# Baby Bosc Monitor - Sleeping Habits



## The Moog (May 16, 2010)

Hi there i am new to Bosc Keeping and just wanted to know what is normal sleeping for a Baby Bosc.

He seems happy and healthy and is eating well and pooping no problem. He wakes up in the morning when the lights and temps warm up and he is active through the day basking and chasing crickets and the like. Got the temp thermostatted as well. 

His home is a good size and i believe all our temps are right etc. But at about the same time every night at about six o clock he burrows or goes under his bridge and that's him done til tomorrow. So for most of the working week we don't see too much of him. It seems a fair bit to sleep but is this normal? Its like when babies go to bed very early.

Is this usual or will he sleep less as he gets older? I'm not so bothered as long as he's happy.
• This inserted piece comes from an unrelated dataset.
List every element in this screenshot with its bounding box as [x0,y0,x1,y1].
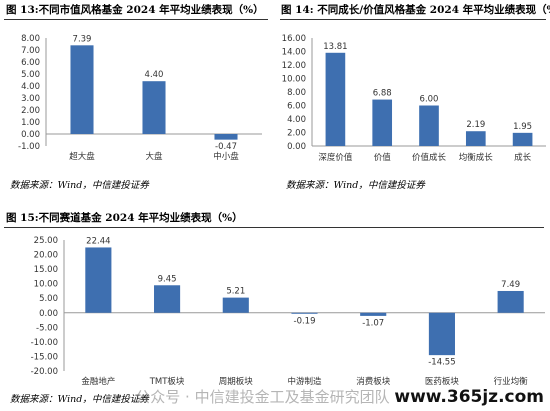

He is ten weeks old at the moment. 

eace:


----------



## Hardwicki (Jun 18, 2007)

From my experience of keepin a bosc, they sleep alot.
They sleep during the night, they sleep under the basking lamp, they sleep whenever they feel like it.
I'd say the bosc will prob sleep a good 75% of the day quite happily. 
I wouldnt worry, this seems normal. : victory:


----------



## The Moog (May 16, 2010)

Thanks for that - i thought that might well be the case but being new to them and all that just wanted to make sure!

:2thumb:


----------